THORChain Bare-Metal Validator — Migration to Cosmo-Operator
May 2025, THORChain have announced a migration to a new Cosmo-Operator to help automate and coordinate future Thornode releases. While…
May 2025, THORChain have announced a migration to a new Cosmos-Operator to help automate and coordinate future Thornode releases. While this could be a straight forward migration for anyone following the out of the box THORChain Validator setup. Many Node Operator following this Bare-metal Multi-Validator Configuration were concerned if the migration of their Validators would be smooth, as well as eventual bad surprises down the road. In this Guide, I will go trought my understanding of the Cosmos-Operator, as well as the steps I took to complete the migration of my validators.
What is Cosmos-Operator
Cosmos-Operator is a product from StrangeGloves, to assist manage Cosmos node, see their repo here.

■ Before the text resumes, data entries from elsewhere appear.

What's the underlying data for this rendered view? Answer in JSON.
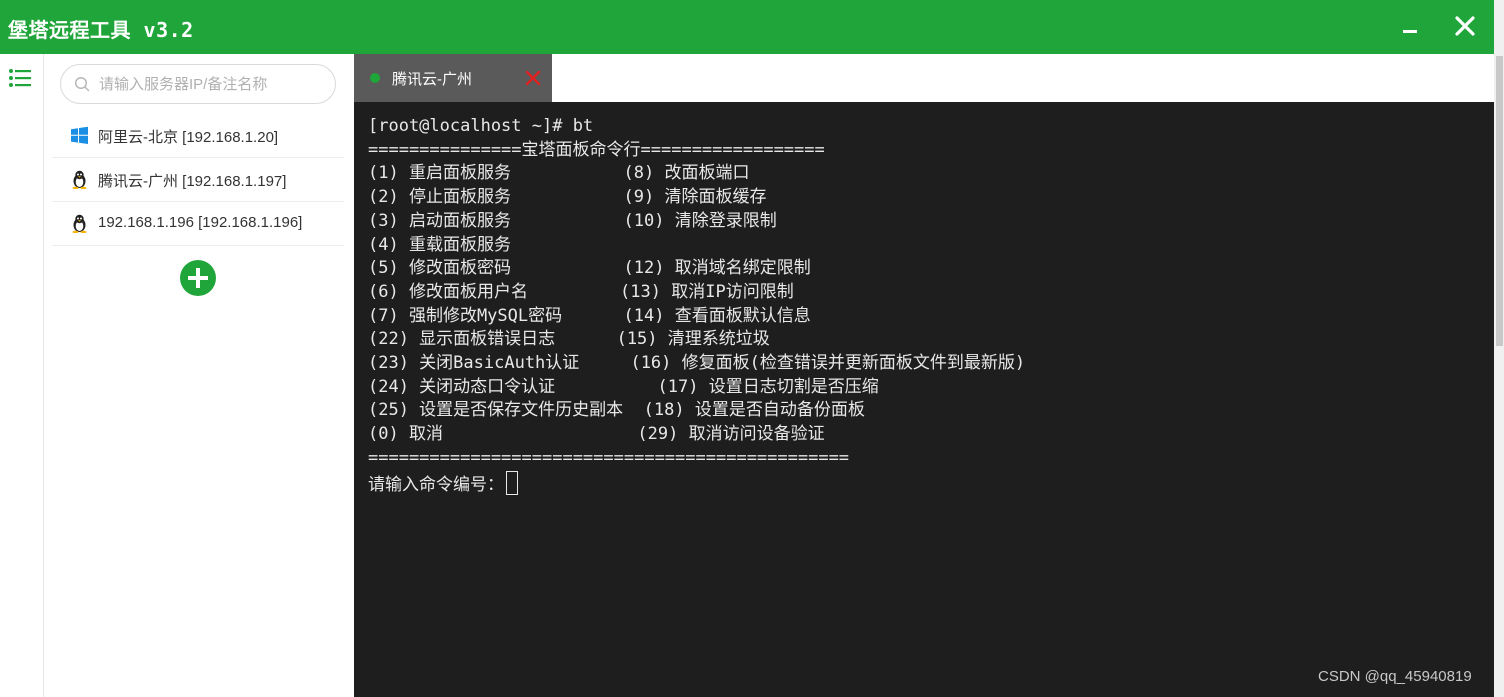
{
  "window": {
    "title": "堡塔远程工具 v3.2",
    "colors": {
      "accent": "#20a53a",
      "terminal_bg": "#1e1e1e",
      "tab_bg": "#5a5a5a",
      "close_tab": "#e02020"
    }
  },
  "sidebar": {
    "search_placeholder": "请输入服务器IP/备注名称",
    "servers": [
      {
        "os": "windows-icon",
        "label": "阿里云-北京 [192.168.1.20]"
      },
      {
        "os": "linux-penguin-icon",
        "label": "腾讯云-广州 [192.168.1.197]"
      },
      {
        "os": "linux-penguin-icon",
        "label": "192.168.1.196 [192.168.1.196]"
      }
    ]
  },
  "tabs": [
    {
      "label": "腾讯云-广州",
      "status": "connected"
    }
  ],
  "terminal": {
    "lines": [
      "[root@localhost ~]# bt",
      "===============宝塔面板命令行==================",
      "(1) 重启面板服务           (8) 改面板端口",
      "(2) 停止面板服务           (9) 清除面板缓存",
      "(3) 启动面板服务           (10) 清除登录限制",
      "(4) 重载面板服务",
      "(5) 修改面板密码           (12) 取消域名绑定限制",
      "(6) 修改面板用户名         (13) 取消IP访问限制",
      "(7) 强制修改MySQL密码      (14) 查看面板默认信息",
      "(22) 显示面板错误日志      (15) 清理系统垃圾",
      "(23) 关闭BasicAuth认证     (16) 修复面板(检查错误并更新面板文件到最新版)",
      "(24) 关闭动态口令认证          (17) 设置日志切割是否压缩",
      "(25) 设置是否保存文件历史副本  (18) 设置是否自动备份面板",
      "(0) 取消                   (29) 取消访问设备验证",
      "==============================================="
    ],
    "prompt": "请输入命令编号："
  },
  "watermark": "CSDN @qq_45940819"
}
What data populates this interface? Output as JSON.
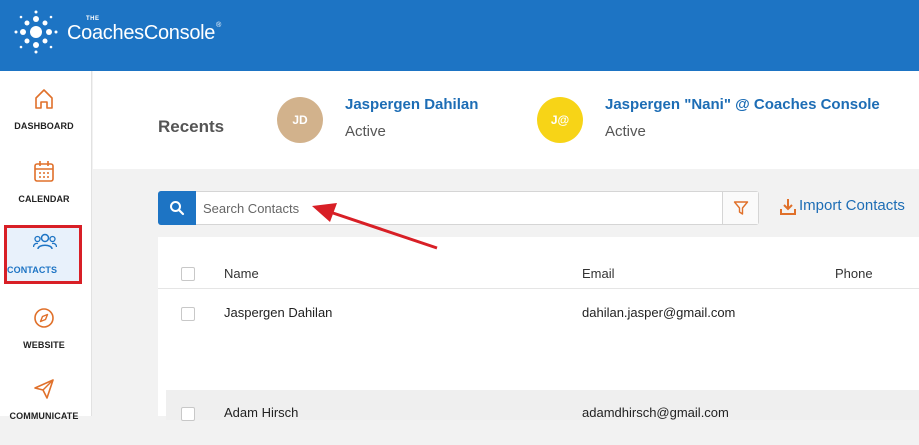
{
  "header": {
    "logo_small": "THE",
    "logo_text": "CoachesConsole",
    "logo_reg": "®"
  },
  "sidebar": {
    "items": [
      {
        "label": "DASHBOARD",
        "icon": "home-icon"
      },
      {
        "label": "CALENDAR",
        "icon": "calendar-icon"
      },
      {
        "label": "CONTACTS",
        "icon": "contacts-icon",
        "active": true
      },
      {
        "label": "WEBSITE",
        "icon": "compass-icon"
      },
      {
        "label": "COMMUNICATE",
        "icon": "send-icon"
      }
    ]
  },
  "recents": {
    "title": "Recents",
    "people": [
      {
        "initials": "JD",
        "name": "Jaspergen Dahilan",
        "status": "Active",
        "avatar_color": "#d2b28c"
      },
      {
        "initials": "J@",
        "name": "Jaspergen \"Nani\" @ Coaches Console",
        "status": "Active",
        "avatar_color": "#f7d417"
      }
    ]
  },
  "search": {
    "placeholder": "Search Contacts",
    "value": ""
  },
  "import": {
    "label": "Import Contacts"
  },
  "table": {
    "columns": [
      "Name",
      "Email",
      "Phone"
    ],
    "rows": [
      {
        "name": "Jaspergen Dahilan",
        "email": "dahilan.jasper@gmail.com",
        "phone": ""
      },
      {
        "name": "Adam Hirsch",
        "email": "adamdhirsch@gmail.com",
        "phone": ""
      }
    ]
  },
  "colors": {
    "brand_blue": "#1d74c4",
    "link_blue": "#1d6db5",
    "icon_orange": "#e0702a",
    "highlight_red": "#d81f26"
  }
}
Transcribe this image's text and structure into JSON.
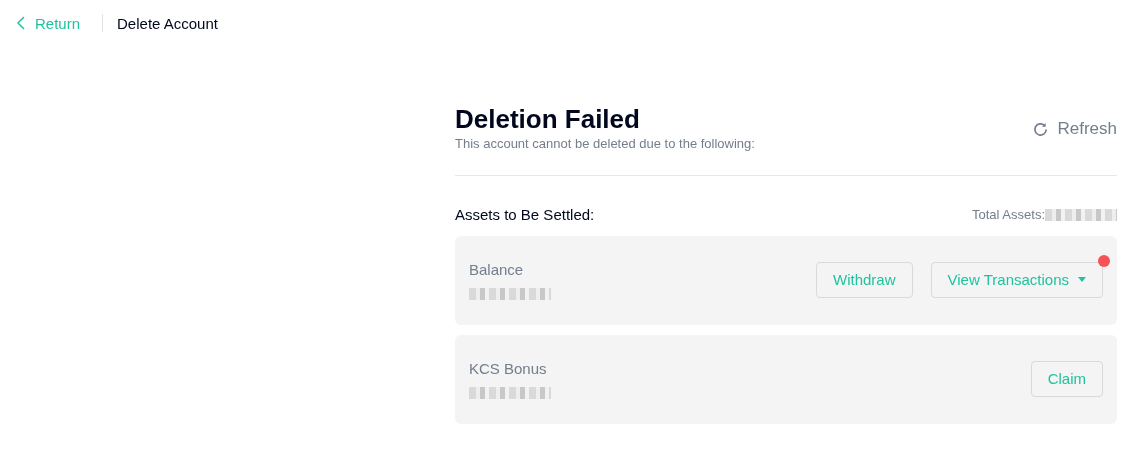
{
  "header": {
    "back_link": "Return",
    "title": "Delete Account"
  },
  "status": {
    "title": "Deletion Failed",
    "message": "This account cannot be deleted due to the following:",
    "refresh": "Refresh"
  },
  "assets": {
    "heading": "Assets to Be Settled:",
    "total_label": "Total Assets:",
    "items": [
      {
        "name": "Balance",
        "buttons": [
          {
            "label": "Withdraw",
            "dropdown": false,
            "notification": false
          },
          {
            "label": "View Transactions",
            "dropdown": true,
            "notification": true
          }
        ]
      },
      {
        "name": "KCS Bonus",
        "buttons": [
          {
            "label": "Claim",
            "dropdown": false,
            "notification": false
          }
        ]
      }
    ]
  }
}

There is two component, first the Cosmos-Operator, a pod that run in its own namespace, there is only one per Kube Cluster, and the cosmosfullnode, that is like an ‘advanced’ deployment with more feature than a standard kube deployments, that replace thornode and bifrost deployments.
They work together to change thornode and bifrost pod image based on block height. As you can see here, it contain a list of block height, with the corresponding image for thornode and bifrost, and will allow Node Operator to manually update that list (via git pull) in advance for the new version to take effect on desired height. Cosmosfullnode will also downgrade to previous version image configured if Node Operator download a pre-upgrade snapshot.
versions:
- height: 0
image: registry.gitlab.com/thorchain/thornode:mainnet-3.6.1@sha256:a40c63b1d2c3523aeb9bc2a42f92094ffddce1ffd00d5e888863302448f8cace
containers:
bifrost: registry.gitlab.com/thorchain/thornode:mainnet-3.6.1@sha256:a40c63b1d2c3523aeb9bc2a42f92094ffddce1ffd00d5e888863302448f8cace
# Add chain versions here for future scheduled upgrades and historical syncWhat is NOT Cosmos-Operator
Let’s rule out what Cosmos-Operator is NOT:
Cosmos-Operator is NOT something that will git pull any new confirmation nor download a new thornode version automatically. It work only based on the list of height and image above.
Cosmos-Operator will not scale up a thornode-pod when chain reach upgrade height if thornode is scaled down.
Cosmos-Operator will have no effect on any node that was not converted to cosmosfullnode, even if some of the validator were already converted on the same kube cluster.
Cosmos-Operator will not download a chainsnapshot.
Cosmos-Operator will not interfer with other pods running on the same cluster, even if they have similar names (Bifrost Pod from a maya install).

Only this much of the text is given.